Ruby Tuesday, a popular, national restaurant chain, is accused of blatantly discriminating against men. In a move that is described as inconsistent with good business judgment by The Washington Post, the restaurant posted a "lucrative" summer job position for bartenders and servers. The catch: only women could apply.
The position was considered lucrative for two reasons. First, it was located in the resort town of Park City, Utah. Second, housing was provided. Ultimately, the restaurant hired seven women. The provision within the job description did not stop men from applying. Two men applied and were denied positions, allegedly based solely on the fact that they were men. These men argue that the company's decision denied them the opportunity to increase their income, take advantage of the free housing option and gain valuable work experience.
The restaurant chain counters that the restriction based on sex was due to housing concerns. According to the article in The Washington Post, the restaurant was attempting to address privacy concerns within the housing unit by only allowing for female applicants.
Sex discrimination and Texas state law
If the allegations are supported, the men filing suit against Ruby Tuesday will likely have a successful claim. Sex discrimination is defined by federal law as the unequal treatment of employees based on their sex. The practice is illegal and protections are available at both state and federal levels.

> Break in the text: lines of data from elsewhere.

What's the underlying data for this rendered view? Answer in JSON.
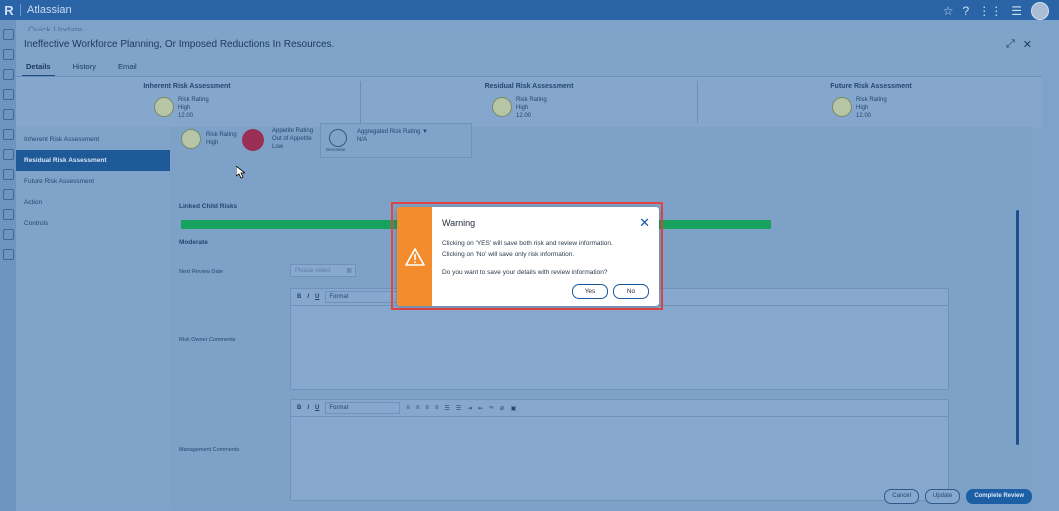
{
  "topbar": {
    "logo": "R",
    "brand": "Atlassian",
    "icons": [
      "star-icon",
      "help-icon",
      "apps-grid-icon",
      "menu-icon",
      "avatar"
    ]
  },
  "background_title": "Quick Update",
  "panel": {
    "title": "Ineffective Workforce Planning, Or Imposed Reductions In Resources.",
    "tabs": [
      "Details",
      "History",
      "Email"
    ],
    "active_tab": "Details"
  },
  "ribbon": [
    {
      "heading": "Inherent Risk Assessment",
      "label": "Risk Rating",
      "value": "High",
      "score": "12.00"
    },
    {
      "heading": "Residual Risk Assessment",
      "label": "Risk Rating",
      "value": "High",
      "score": "12.00"
    },
    {
      "heading": "Future Risk Assessment",
      "label": "Risk Rating",
      "value": "High",
      "score": "12.00"
    }
  ],
  "sidenav": {
    "items": [
      "Inherent Risk Assessment",
      "Residual Risk Assessment",
      "Future Risk Assessment",
      "Action",
      "Controls"
    ],
    "active": "Residual Risk Assessment"
  },
  "content": {
    "risk_rating_label": "Risk Rating",
    "risk_rating_value": "High",
    "appetite_label": "Appetite Rating",
    "appetite_status": "Out of Appetite",
    "appetite_value": "Low",
    "agg_label": "Aggregated Risk Rating",
    "agg_icon_caption": "Decrease",
    "agg_value": "N/A",
    "linked_child_risks": "Linked Child Risks",
    "moderate": "Moderate",
    "next_review_label": "Next Review Date",
    "next_review_placeholder": "Please select",
    "owner_comments_label": "Risk Owner Comments",
    "mgmt_comments_label": "Management Comments",
    "editor_format": "Format",
    "toolbar_bold": "B",
    "toolbar_italic": "I",
    "toolbar_underline": "U"
  },
  "footer": {
    "cancel": "Cancel",
    "update": "Update",
    "complete": "Complete Review"
  },
  "modal": {
    "title": "Warning",
    "line1": "Clicking on 'YES' will save both risk and review information.",
    "line2": "Clicking on 'No' will save only risk information.",
    "question": "Do you want to save your details with review information?",
    "yes": "Yes",
    "no": "No"
  },
  "colors": {
    "warning_strip": "#f28c2c",
    "highlight_border": "#e04444",
    "progress_green": "#16a35d",
    "primary_blue": "#1d5fa5",
    "appetite_dot": "#9a2f55"
  }
}
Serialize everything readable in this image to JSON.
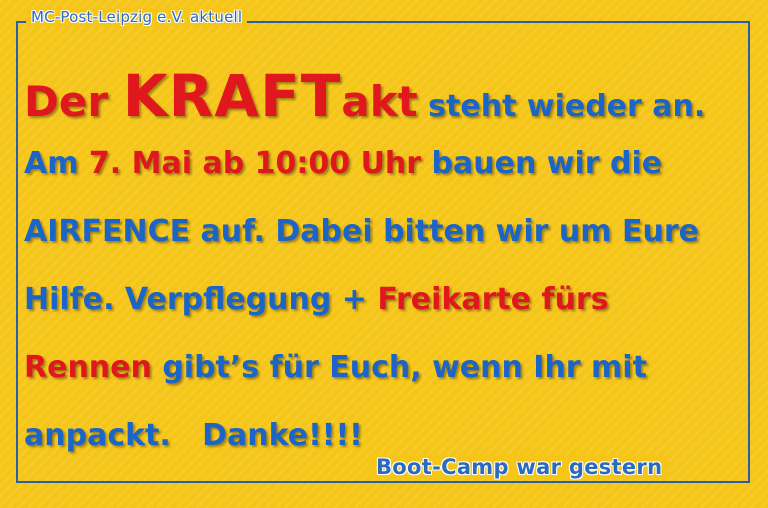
{
  "header_label": "MC-Post-Leipzig e.V. aktuell",
  "footer_label": "Boot-Camp war gestern",
  "lines": [
    [
      {
        "text": "Der ",
        "color": "red",
        "size": "big"
      },
      {
        "text": "KRAFT",
        "color": "red",
        "size": "huge"
      },
      {
        "text": "akt",
        "color": "red",
        "size": "big"
      },
      {
        "text": " steht wieder an.",
        "color": "blue",
        "size": "normal"
      }
    ],
    [
      {
        "text": "Am ",
        "color": "blue",
        "size": "normal"
      },
      {
        "text": "7. Mai ab 10:00 Uhr",
        "color": "red",
        "size": "normal"
      },
      {
        "text": " bauen wir die",
        "color": "blue",
        "size": "normal"
      }
    ],
    [
      {
        "text": "AIRFENCE auf. Dabei bitten wir um Eure",
        "color": "blue",
        "size": "normal"
      }
    ],
    [
      {
        "text": "Hilfe. Verpflegung + ",
        "color": "blue",
        "size": "normal"
      },
      {
        "text": "Freikarte fürs",
        "color": "red",
        "size": "normal"
      }
    ],
    [
      {
        "text": "Rennen",
        "color": "red",
        "size": "normal"
      },
      {
        "text": " gibt’s für Euch, wenn Ihr mit",
        "color": "blue",
        "size": "normal"
      }
    ],
    [
      {
        "text": "anpackt.   Danke!!!!",
        "color": "blue",
        "size": "normal"
      }
    ]
  ],
  "colors": {
    "background": "#f5c518",
    "blue_text": "#1b64c8",
    "red_text": "#e0181e",
    "frame": "#2a5fa8"
  }
}
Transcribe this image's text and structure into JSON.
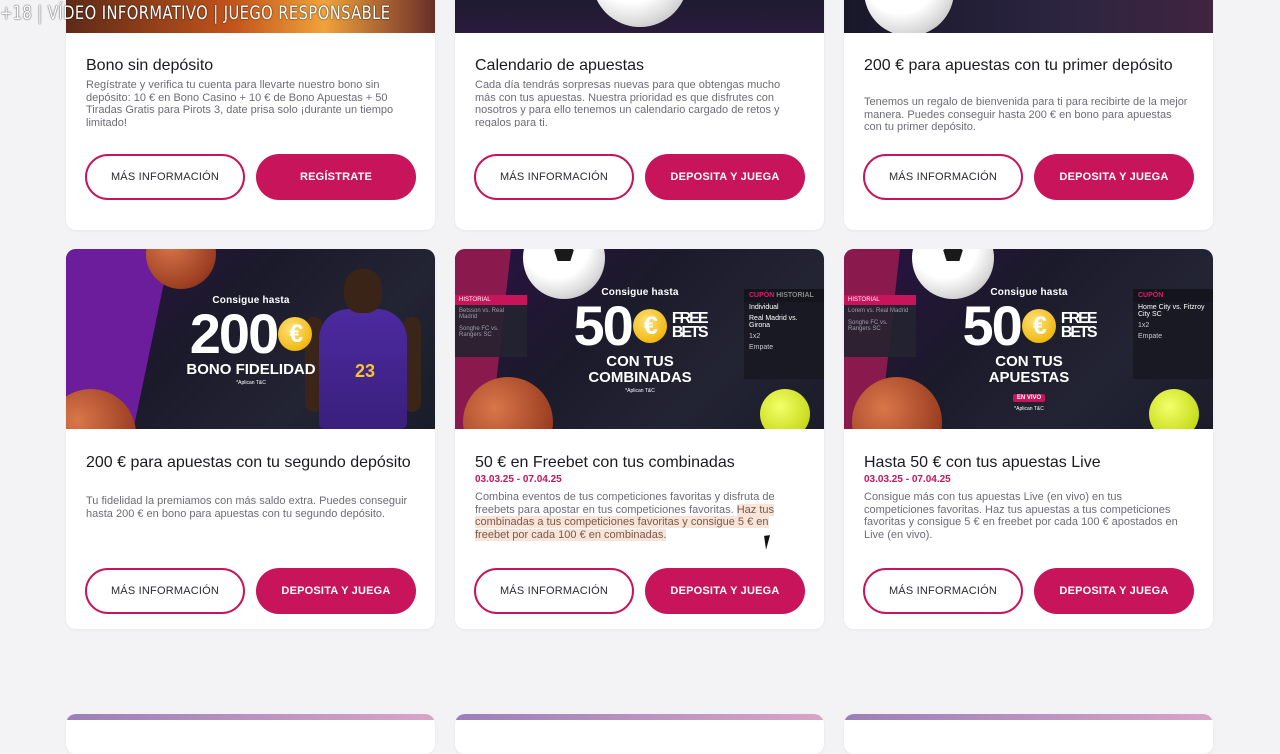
{
  "overlay_notice": "+18 | VÍDEO INFORMATIVO | JUEGO RESPONSABLE",
  "colors": {
    "accent": "#c7145a",
    "background": "#f3f3f6",
    "card": "#ffffff"
  },
  "top_row": [
    {
      "title": "Bono sin depósito",
      "description": "Regístrate y verifica tu cuenta para llevarte nuestro bono sin depósito: 10 € en Bono Casino + 10 € de Bono Apuestas + 50 Tiradas Gratis para Pirots 3, date prisa solo ¡durante un tiempo limitado!",
      "info_label": "MÁS INFORMACIÓN",
      "cta_label": "REGÍSTRATE"
    },
    {
      "title": "Calendario de apuestas",
      "description": "Cada día tendrás sorpresas nuevas para que obtengas mucho más con tus apuestas. Nuestra prioridad es que disfrutes con nosotros y para ello tenemos un calendario cargado de retos y regalos para ti.",
      "info_label": "MÁS INFORMACIÓN",
      "cta_label": "DEPOSITA Y JUEGA"
    },
    {
      "title": "200 € para apuestas con tu primer depósito",
      "description": "Tenemos un regalo de bienvenida para ti para recibirte de la mejor manera. Puedes conseguir hasta 200 € en bono para apuestas con tu primer depósito.",
      "info_label": "MÁS INFORMACIÓN",
      "cta_label": "DEPOSITA Y JUEGA"
    }
  ],
  "middle_row": [
    {
      "banner": {
        "kicker": "Consigue hasta",
        "amount": "200",
        "currency": "€",
        "line1": "BONO FIDELIDAD",
        "legal": "*Aplican T&C",
        "jersey_number": "23"
      },
      "title": "200 € para apuestas con tu segundo depósito",
      "description": "Tu fidelidad la premiamos con más saldo extra. Puedes conseguir hasta 200 € en bono para apuestas con tu segundo depósito.",
      "info_label": "MÁS INFORMACIÓN",
      "cta_label": "DEPOSITA Y JUEGA"
    },
    {
      "banner": {
        "kicker": "Consigue hasta",
        "amount": "50",
        "currency": "€",
        "free": "FREE",
        "bets": "BETS",
        "line1": "CON TUS",
        "line2": "COMBINADAS",
        "legal": "*Aplican T&C",
        "coupon_tab": "CUPÓN",
        "history_tab": "HISTORIAL",
        "coupon_mode": "Individual",
        "coupon_match": "Real Madrid vs. Girona",
        "coupon_pick": "1x2",
        "coupon_result": "Empate",
        "ticket_tab": "HISTORIAL",
        "ticket_row1": "Betsson vs. Real Madrid",
        "ticket_row2": "Songhe FC vs. Rangers SC"
      },
      "title": "50 € en Freebet con tus combinadas",
      "dates": "03.03.25 - 07.04.25",
      "description_plain": "Combina eventos de tus competiciones favoritas y disfruta de freebets para apostar en tus competiciones favoritas.",
      "description_highlight": "Haz tus combinadas a tus competiciones favoritas y consigue 5 € en freebet por cada 100 € en combinadas.",
      "info_label": "MÁS INFORMACIÓN",
      "cta_label": "DEPOSITA Y JUEGA"
    },
    {
      "banner": {
        "kicker": "Consigue hasta",
        "amount": "50",
        "currency": "€",
        "free": "FREE",
        "bets": "BETS",
        "line1": "CON TUS",
        "line2": "APUESTAS",
        "live_tag": "EN VIVO",
        "legal": "*Aplican T&C",
        "coupon_tab": "CUPÓN",
        "coupon_match": "Home City vs. Fitzroy City SC",
        "coupon_pick": "1x2",
        "coupon_result": "Empate",
        "ticket_row1": "Lorem vs. Real Madrid",
        "ticket_row2": "Songhe FC vs. Rangers SC"
      },
      "title": "Hasta 50 € con tus apuestas Live",
      "dates": "03.03.25 - 07.04.25",
      "description": "Consigue más con tus apuestas Live (en vivo) en tus competiciones favoritas. Haz tus apuestas a tus competiciones favoritas y consigue 5 € en freebet por cada 100 € apostados en Live (en vivo).",
      "info_label": "MÁS INFORMACIÓN",
      "cta_label": "DEPOSITA Y JUEGA"
    }
  ]
}
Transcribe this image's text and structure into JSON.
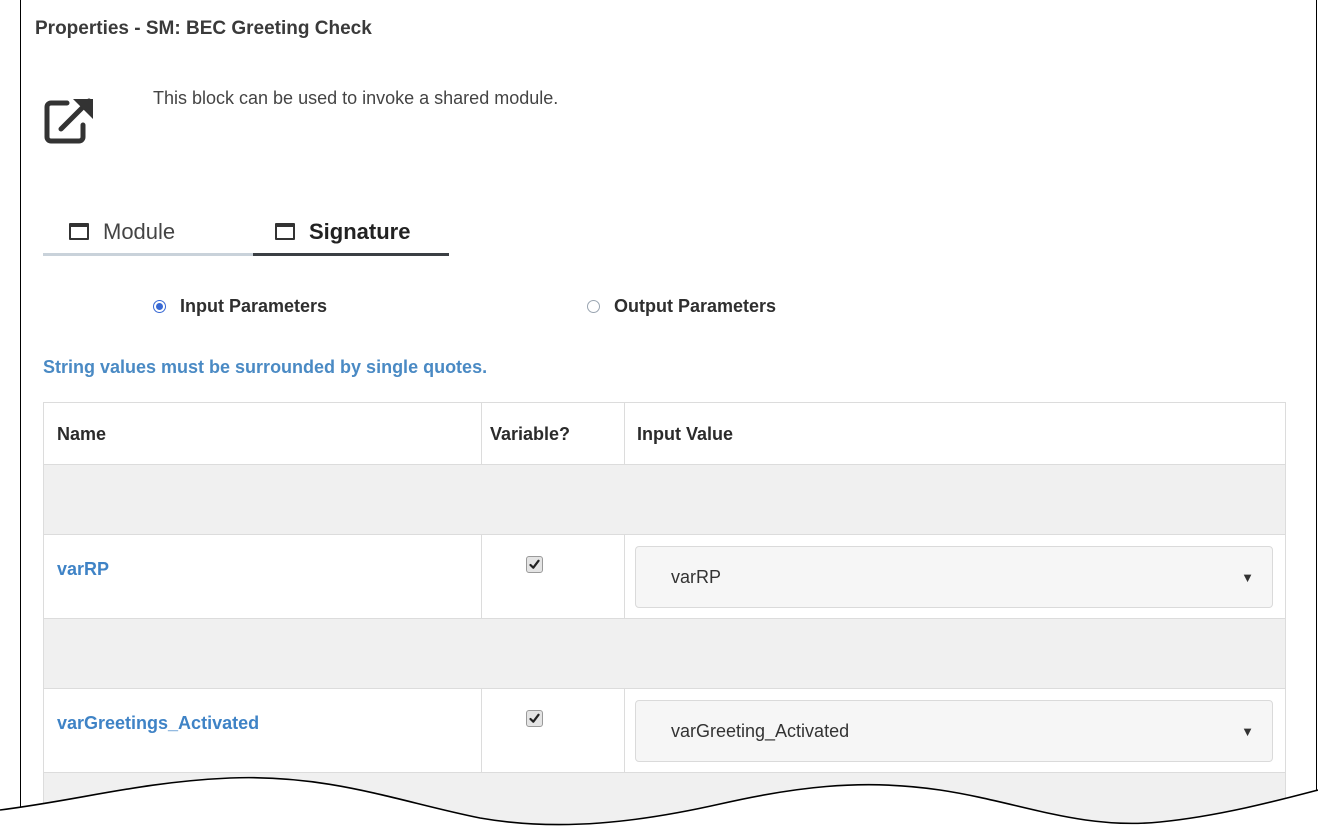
{
  "panel": {
    "title": "Properties - SM: BEC Greeting Check",
    "description": "This block can be used to invoke a shared module."
  },
  "tabs": [
    {
      "label": "Module",
      "active": false
    },
    {
      "label": "Signature",
      "active": true
    }
  ],
  "params_mode": {
    "input_label": "Input Parameters",
    "output_label": "Output Parameters",
    "selected": "input"
  },
  "note": "String values must be surrounded by single quotes.",
  "table": {
    "headers": {
      "name": "Name",
      "variable": "Variable?",
      "value": "Input Value"
    },
    "rows": [
      {
        "name": "varRP",
        "variable": true,
        "value": "varRP"
      },
      {
        "name": "varGreetings_Activated",
        "variable": true,
        "value": "varGreeting_Activated"
      }
    ]
  },
  "colors": {
    "accent": "#3869d4",
    "link": "#3f83c6",
    "note": "#4a8ac4"
  }
}
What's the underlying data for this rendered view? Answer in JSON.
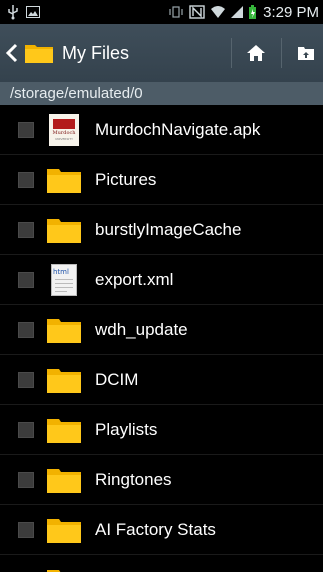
{
  "status_bar": {
    "time": "3:29 PM",
    "battery_icon": "battery-charging-icon",
    "signal_icon": "signal-icon",
    "wifi_icon": "wifi-icon"
  },
  "action_bar": {
    "title": "My Files",
    "home_icon": "home-icon",
    "up_icon": "folder-up-icon"
  },
  "path_bar": {
    "path": "/storage/emulated/0"
  },
  "files": [
    {
      "name": "MurdochNavigate.apk",
      "icon": "apk-icon",
      "logo_text": "Murdoch",
      "logo_sub": "UNIVERSITY"
    },
    {
      "name": "Pictures",
      "icon": "folder-icon"
    },
    {
      "name": "burstlyImageCache",
      "icon": "folder-icon"
    },
    {
      "name": "export.xml",
      "icon": "html-file-icon",
      "badge": "html"
    },
    {
      "name": "wdh_update",
      "icon": "folder-icon"
    },
    {
      "name": "DCIM",
      "icon": "folder-icon"
    },
    {
      "name": "Playlists",
      "icon": "folder-icon"
    },
    {
      "name": "Ringtones",
      "icon": "folder-icon"
    },
    {
      "name": "AI Factory Stats",
      "icon": "folder-icon"
    }
  ],
  "colors": {
    "action_bar": "#3a4853",
    "path_bar": "#4d5c67",
    "folder": "#f5b800",
    "background": "#000000"
  }
}
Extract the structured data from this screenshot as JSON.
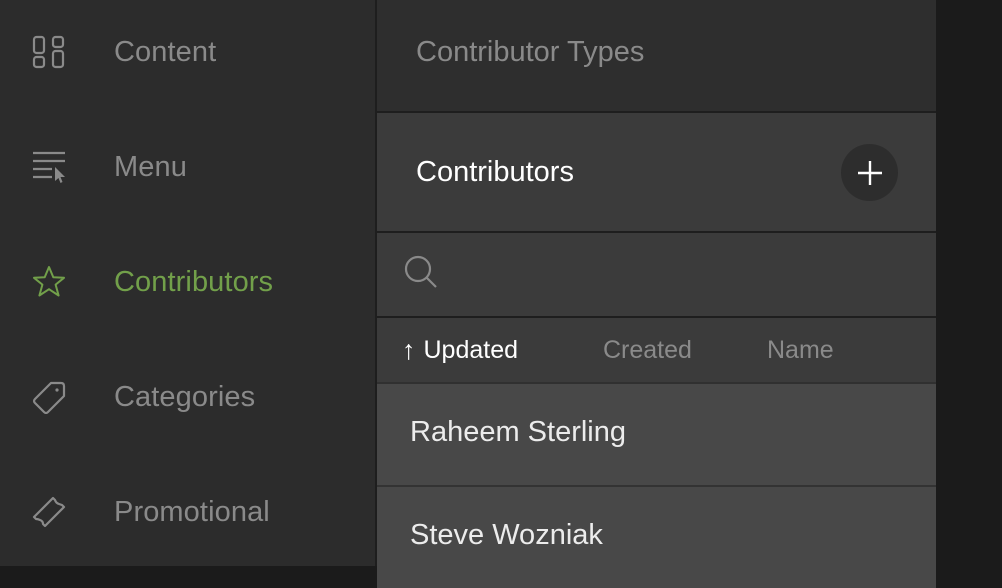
{
  "sidebar": {
    "active_color": "#72a04a",
    "items": [
      {
        "label": "Content",
        "icon": "grid-icon",
        "active": false
      },
      {
        "label": "Menu",
        "icon": "menu-cursor-icon",
        "active": false
      },
      {
        "label": "Contributors",
        "icon": "star-icon",
        "active": true
      },
      {
        "label": "Categories",
        "icon": "tag-icon",
        "active": false
      },
      {
        "label": "Promotional",
        "icon": "ticket-icon",
        "active": false
      }
    ]
  },
  "panel": {
    "types_title": "Contributor Types",
    "section_title": "Contributors",
    "add_button_icon": "plus-icon",
    "search": {
      "value": "",
      "placeholder": "",
      "icon": "search-icon"
    },
    "sort": {
      "options": [
        {
          "label": "Updated",
          "active": true,
          "direction": "↑"
        },
        {
          "label": "Created",
          "active": false
        },
        {
          "label": "Name",
          "active": false
        }
      ]
    },
    "contributors": [
      {
        "name": "Raheem Sterling"
      },
      {
        "name": "Steve Wozniak"
      }
    ]
  }
}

Examples of discriminatory practices include making hiring, termination, salary and bonus decisions based solely on the applicant's sex.
Federal protections are available under Title VII of the Civil Rights Act of 1964. Generally, this law applies to businesses that employ 25 or more employees. Texas state law expands these protections, applying them to private businesses that employ 15 or more employees and all state and federal employers regardless of how many are employed.
Discrimination and legal remedies
Unfortunately, discriminatory practices are not uncommon. In fact, Fox News reports that Ruby Tuesday settled an age discrimination claim in 2013 for $575,000. These are two examples of discrimination within a single restaurant chain over one year.
Discrimination can occur in a variety of circumstances. Beyond discrimination based on sex, protections are also present against discriminatory practices based on one's race, age or religion.
Those that believe they are the victims of discrimination are wise to seek the counsel of an experienced discrimination attorney. Remedies are available and can include an award of back pay, lost wages or reinstatement to the same or a similar position. An attorney can review your case and guide you through the process, working to better ensure your legal rights and any potential remedies are protected.